Dimanche à 21 heures, l’OM reçoit Valenciennes au stade Vélodrome. Fraîchement qualifiés pour la finale de la Coupe de la Ligue, les Olympiens peuvent profiter de cette dynamique pour s’imposer devant leur public.
- OM-VALENCIENNES
- Dimanche 7 février 2010 à 21h00 - Stade Vélodrome
- Ligue 1 - 23e journée
- Arbitre : Wilfried Bien
Canal+
En milieu de semaine, l’Olympique de Marseille s’est qualifié pour la finale de la Coupe de la Ligue aux dépens de Toulouse. Ce succès et ce billet pour le Stade de France devraient, Didier Deschamps l’espère, mettre ses hommes dans un état d’esprit positif. «Les résultats conditionnent beaucoup de choses, l’environnement notamment, et cela influe sur les joueurs. La qualification est une dynamique positive. Dans les têtes, pour chacun d’entre eux, il y a l’espoir de pouvoir jouer cette finale. J’espère que cela va les pousser à être plus attentif et exigeant envers eux-mêmes sur les matches à venir».
Désormais, la parenthèse de la Coupe de la Ligue est refermée, elle se rouvrira à la fin du mois de mars pour la finale. En attendant, retour au championnat, le pain quotidien de l’OM avec la réception, dimanche soir, de Valenciennes. La première équipe à avoir fait chuter Marseille en Ligue 1 cette saison après sept journées. «Elle nous a fait très mal à l’aller. Elle a beaucoup de cœur, de générosité et des qualités. Beaucoup ont d’ailleurs comparé Valenciennes au Barça pendant une période. Elle a fait une bonne première partie de saison et elle est capable de vite se projeter vers l’avant avec des joueurs intéressant. Elle défend bien derrière, elle va vite devant. Au Vélodrome, ce sera encore plus vrai car on a toujours le risque de laisser de l’espace dans notre dos» analyse l’entraîneur marseillais.

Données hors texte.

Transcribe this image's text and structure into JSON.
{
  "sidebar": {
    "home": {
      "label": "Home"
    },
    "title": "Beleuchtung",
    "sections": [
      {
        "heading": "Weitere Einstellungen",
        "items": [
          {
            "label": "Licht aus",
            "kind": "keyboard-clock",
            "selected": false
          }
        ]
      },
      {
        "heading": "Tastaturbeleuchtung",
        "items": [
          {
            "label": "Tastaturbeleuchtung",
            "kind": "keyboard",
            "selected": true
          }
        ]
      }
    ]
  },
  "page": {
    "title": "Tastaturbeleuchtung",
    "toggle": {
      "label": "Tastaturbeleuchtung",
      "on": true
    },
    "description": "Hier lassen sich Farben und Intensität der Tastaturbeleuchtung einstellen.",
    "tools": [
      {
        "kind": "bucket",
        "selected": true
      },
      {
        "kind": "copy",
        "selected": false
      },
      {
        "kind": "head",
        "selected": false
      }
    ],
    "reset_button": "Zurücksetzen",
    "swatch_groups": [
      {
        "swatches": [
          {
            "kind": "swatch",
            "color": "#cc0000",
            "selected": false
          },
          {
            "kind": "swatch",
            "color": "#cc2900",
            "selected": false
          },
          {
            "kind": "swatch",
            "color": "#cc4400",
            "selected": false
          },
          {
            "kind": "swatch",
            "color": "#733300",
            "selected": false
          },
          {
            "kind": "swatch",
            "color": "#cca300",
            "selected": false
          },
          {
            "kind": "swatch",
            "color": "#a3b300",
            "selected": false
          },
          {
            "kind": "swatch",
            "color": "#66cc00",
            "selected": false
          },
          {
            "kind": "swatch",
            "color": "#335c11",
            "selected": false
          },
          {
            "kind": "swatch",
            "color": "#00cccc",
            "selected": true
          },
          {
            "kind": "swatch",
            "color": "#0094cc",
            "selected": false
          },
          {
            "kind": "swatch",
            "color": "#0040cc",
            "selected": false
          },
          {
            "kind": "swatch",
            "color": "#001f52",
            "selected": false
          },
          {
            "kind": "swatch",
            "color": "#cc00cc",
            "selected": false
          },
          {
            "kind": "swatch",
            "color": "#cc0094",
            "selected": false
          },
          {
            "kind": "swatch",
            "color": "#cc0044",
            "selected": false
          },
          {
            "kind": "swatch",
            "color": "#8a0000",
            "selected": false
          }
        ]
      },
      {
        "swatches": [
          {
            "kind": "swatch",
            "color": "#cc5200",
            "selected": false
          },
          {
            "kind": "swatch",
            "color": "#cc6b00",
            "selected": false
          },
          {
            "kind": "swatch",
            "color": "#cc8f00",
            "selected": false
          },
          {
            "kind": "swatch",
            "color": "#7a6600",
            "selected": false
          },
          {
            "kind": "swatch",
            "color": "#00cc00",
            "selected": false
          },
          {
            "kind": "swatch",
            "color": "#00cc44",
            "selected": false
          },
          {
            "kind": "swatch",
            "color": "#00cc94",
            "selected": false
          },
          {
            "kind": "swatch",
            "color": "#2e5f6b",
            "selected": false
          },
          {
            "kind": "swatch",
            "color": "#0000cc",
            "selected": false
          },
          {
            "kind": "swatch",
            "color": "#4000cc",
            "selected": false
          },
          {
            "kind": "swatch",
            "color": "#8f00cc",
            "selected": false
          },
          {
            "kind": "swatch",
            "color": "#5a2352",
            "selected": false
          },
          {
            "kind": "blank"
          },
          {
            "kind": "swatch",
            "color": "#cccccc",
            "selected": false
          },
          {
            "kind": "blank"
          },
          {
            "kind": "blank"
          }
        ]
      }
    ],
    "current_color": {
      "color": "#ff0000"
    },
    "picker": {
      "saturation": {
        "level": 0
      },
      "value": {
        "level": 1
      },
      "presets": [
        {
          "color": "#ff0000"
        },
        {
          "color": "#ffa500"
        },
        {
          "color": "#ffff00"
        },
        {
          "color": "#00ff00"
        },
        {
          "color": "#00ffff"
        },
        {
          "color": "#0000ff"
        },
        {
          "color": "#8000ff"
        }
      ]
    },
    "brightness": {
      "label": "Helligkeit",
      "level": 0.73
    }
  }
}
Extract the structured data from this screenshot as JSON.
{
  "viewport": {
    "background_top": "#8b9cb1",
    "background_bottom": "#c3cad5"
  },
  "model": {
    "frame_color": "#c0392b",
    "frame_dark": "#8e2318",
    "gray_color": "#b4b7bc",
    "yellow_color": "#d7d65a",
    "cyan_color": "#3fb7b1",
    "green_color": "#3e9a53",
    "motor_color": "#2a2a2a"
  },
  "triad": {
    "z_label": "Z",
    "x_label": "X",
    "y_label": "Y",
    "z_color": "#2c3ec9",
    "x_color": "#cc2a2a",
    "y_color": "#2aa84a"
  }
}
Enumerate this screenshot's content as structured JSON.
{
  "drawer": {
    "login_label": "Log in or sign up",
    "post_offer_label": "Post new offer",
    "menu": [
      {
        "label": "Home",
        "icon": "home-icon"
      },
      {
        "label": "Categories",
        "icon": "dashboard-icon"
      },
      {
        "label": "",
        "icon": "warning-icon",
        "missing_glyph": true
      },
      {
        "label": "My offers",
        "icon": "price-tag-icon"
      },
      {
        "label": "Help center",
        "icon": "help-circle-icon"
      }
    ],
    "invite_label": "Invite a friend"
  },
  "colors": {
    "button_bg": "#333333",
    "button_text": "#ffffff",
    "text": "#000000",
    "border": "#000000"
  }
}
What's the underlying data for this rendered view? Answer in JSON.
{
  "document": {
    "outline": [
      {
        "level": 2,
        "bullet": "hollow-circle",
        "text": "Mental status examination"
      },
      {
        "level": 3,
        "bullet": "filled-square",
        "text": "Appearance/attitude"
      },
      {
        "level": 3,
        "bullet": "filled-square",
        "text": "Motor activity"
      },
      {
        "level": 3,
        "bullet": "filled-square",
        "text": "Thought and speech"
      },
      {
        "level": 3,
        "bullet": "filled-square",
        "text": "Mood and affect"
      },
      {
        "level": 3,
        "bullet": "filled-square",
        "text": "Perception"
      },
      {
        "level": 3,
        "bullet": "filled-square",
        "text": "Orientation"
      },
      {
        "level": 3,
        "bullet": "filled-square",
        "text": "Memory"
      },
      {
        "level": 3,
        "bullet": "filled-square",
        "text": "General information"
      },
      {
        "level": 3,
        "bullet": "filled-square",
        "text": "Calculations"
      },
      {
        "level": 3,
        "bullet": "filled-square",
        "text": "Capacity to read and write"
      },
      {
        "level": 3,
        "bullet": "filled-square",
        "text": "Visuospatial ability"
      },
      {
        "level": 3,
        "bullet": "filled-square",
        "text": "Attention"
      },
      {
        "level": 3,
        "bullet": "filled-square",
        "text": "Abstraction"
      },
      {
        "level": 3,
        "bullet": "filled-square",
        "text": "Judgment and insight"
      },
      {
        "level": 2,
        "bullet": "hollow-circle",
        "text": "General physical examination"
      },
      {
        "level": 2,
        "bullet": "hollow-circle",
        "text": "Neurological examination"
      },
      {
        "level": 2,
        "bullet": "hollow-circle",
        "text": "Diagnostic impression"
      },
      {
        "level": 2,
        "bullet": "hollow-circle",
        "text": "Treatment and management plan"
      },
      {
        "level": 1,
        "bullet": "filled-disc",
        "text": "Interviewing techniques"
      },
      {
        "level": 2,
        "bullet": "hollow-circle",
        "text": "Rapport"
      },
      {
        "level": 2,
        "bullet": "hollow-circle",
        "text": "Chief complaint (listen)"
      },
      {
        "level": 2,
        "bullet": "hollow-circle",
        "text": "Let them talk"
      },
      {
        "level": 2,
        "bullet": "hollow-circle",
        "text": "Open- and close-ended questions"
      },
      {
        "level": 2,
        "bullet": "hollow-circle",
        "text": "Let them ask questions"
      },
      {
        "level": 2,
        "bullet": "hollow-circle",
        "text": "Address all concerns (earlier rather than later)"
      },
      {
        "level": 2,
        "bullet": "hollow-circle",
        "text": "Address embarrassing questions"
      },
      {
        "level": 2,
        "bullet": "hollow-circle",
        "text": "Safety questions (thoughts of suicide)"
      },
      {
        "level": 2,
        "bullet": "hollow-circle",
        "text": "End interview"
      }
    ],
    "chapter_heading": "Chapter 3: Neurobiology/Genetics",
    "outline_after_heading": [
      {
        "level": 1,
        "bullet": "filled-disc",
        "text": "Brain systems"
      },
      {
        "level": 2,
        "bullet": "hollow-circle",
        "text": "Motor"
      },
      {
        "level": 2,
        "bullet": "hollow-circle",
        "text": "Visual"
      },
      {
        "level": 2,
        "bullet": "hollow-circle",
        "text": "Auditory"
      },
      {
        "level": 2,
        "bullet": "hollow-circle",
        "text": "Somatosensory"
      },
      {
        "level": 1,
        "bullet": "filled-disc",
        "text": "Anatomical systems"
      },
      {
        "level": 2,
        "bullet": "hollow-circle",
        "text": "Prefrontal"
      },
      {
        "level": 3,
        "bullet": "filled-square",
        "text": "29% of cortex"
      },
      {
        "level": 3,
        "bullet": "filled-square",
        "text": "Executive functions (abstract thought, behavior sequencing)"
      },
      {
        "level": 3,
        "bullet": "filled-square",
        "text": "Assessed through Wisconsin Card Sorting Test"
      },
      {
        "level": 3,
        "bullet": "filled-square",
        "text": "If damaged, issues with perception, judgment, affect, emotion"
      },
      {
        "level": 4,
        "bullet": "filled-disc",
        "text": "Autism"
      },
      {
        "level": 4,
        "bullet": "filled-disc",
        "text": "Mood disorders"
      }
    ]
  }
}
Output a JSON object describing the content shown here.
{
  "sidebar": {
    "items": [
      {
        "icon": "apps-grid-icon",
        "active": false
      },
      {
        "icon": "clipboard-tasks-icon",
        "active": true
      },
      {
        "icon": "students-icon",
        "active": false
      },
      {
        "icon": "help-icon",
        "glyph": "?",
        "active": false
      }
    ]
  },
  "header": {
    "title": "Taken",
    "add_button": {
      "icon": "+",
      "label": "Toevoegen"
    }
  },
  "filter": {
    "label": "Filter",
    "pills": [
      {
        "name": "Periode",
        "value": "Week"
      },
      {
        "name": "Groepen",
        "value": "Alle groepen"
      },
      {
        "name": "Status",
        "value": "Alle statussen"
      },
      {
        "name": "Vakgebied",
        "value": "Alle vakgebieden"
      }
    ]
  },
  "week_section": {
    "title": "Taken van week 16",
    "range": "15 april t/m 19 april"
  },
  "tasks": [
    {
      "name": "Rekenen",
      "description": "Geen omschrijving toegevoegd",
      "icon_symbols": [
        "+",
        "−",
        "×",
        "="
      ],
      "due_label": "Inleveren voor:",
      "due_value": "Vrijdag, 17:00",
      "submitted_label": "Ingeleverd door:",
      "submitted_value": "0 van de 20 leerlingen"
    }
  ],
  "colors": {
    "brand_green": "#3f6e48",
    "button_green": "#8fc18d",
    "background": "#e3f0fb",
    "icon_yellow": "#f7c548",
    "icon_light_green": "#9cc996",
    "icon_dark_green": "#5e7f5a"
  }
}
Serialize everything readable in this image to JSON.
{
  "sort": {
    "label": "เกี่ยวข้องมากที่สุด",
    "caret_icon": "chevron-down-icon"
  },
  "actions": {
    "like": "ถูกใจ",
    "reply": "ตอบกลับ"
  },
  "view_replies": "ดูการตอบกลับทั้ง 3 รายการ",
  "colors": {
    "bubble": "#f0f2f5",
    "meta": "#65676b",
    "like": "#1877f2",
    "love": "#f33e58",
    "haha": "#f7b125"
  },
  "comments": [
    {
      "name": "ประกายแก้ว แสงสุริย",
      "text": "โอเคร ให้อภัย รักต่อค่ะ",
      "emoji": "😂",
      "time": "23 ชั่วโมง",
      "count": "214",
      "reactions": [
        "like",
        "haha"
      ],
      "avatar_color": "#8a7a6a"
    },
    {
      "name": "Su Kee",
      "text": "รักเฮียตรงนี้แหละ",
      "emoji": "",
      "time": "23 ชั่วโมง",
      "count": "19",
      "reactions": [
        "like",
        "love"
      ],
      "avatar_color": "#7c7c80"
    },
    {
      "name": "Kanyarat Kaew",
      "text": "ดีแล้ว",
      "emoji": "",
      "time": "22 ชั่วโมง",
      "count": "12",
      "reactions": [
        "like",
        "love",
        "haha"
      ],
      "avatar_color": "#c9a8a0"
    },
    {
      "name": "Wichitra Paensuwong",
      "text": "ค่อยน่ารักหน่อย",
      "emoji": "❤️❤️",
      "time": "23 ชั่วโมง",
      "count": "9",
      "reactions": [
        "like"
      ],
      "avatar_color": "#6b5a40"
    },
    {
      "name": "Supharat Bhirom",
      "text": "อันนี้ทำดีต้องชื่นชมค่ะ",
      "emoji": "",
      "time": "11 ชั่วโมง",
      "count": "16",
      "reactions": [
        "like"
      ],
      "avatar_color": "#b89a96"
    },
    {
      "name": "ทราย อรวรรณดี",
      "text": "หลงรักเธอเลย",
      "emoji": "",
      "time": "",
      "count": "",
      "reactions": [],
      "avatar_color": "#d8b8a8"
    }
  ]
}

En 2010, l’OM a pris la fâcheuse habitude d’encaisser un but avant de réagir pour revenir au score (Bordeaux) et de prendre l’avantage (Lille, Le Mans ou Toulouse). Une manie que le technicien olympien aimerait voir disparaître mais dont il parvient à tirer des avantages. «Si je veux être positif, je me dis que j’ai une équipe qui a du caractère et qui réagit. Ça il faut le garder. Mais cela ne me dérangerai pas que l’on ne se mette pas des handicaps sur les matches. Au lieu d’être mené, mener ne serait pas une mauvaise chose. Je ne dirai jamais que l’on a marqué trop tôt».
DESCHAMPS : " UN CLASSEMENT FICTIF "
En championnat, la défaite à La Mosson a fait chuter l’OM au classement. Les Olympiens ont donc besoin de points pour recoller aux équipes de tête. «On est derrière, avant d‘espérer quoi que soit, l’objectif est de prendre nos points. Après on regardera ce que font les autres. Si on ne prend pas nos points, on ne peut pas avancer. On ne va pas parler d’urgence mais après avoir perdu à Montpellier, en jouant à domicile, peu importe l’adversaire, on a une nécessité de prendre les trois points. On est dans une longue ligne droite et on doit faire en sorte d’être le mieux placé pour le sprint final qui se jouera en avril-mai».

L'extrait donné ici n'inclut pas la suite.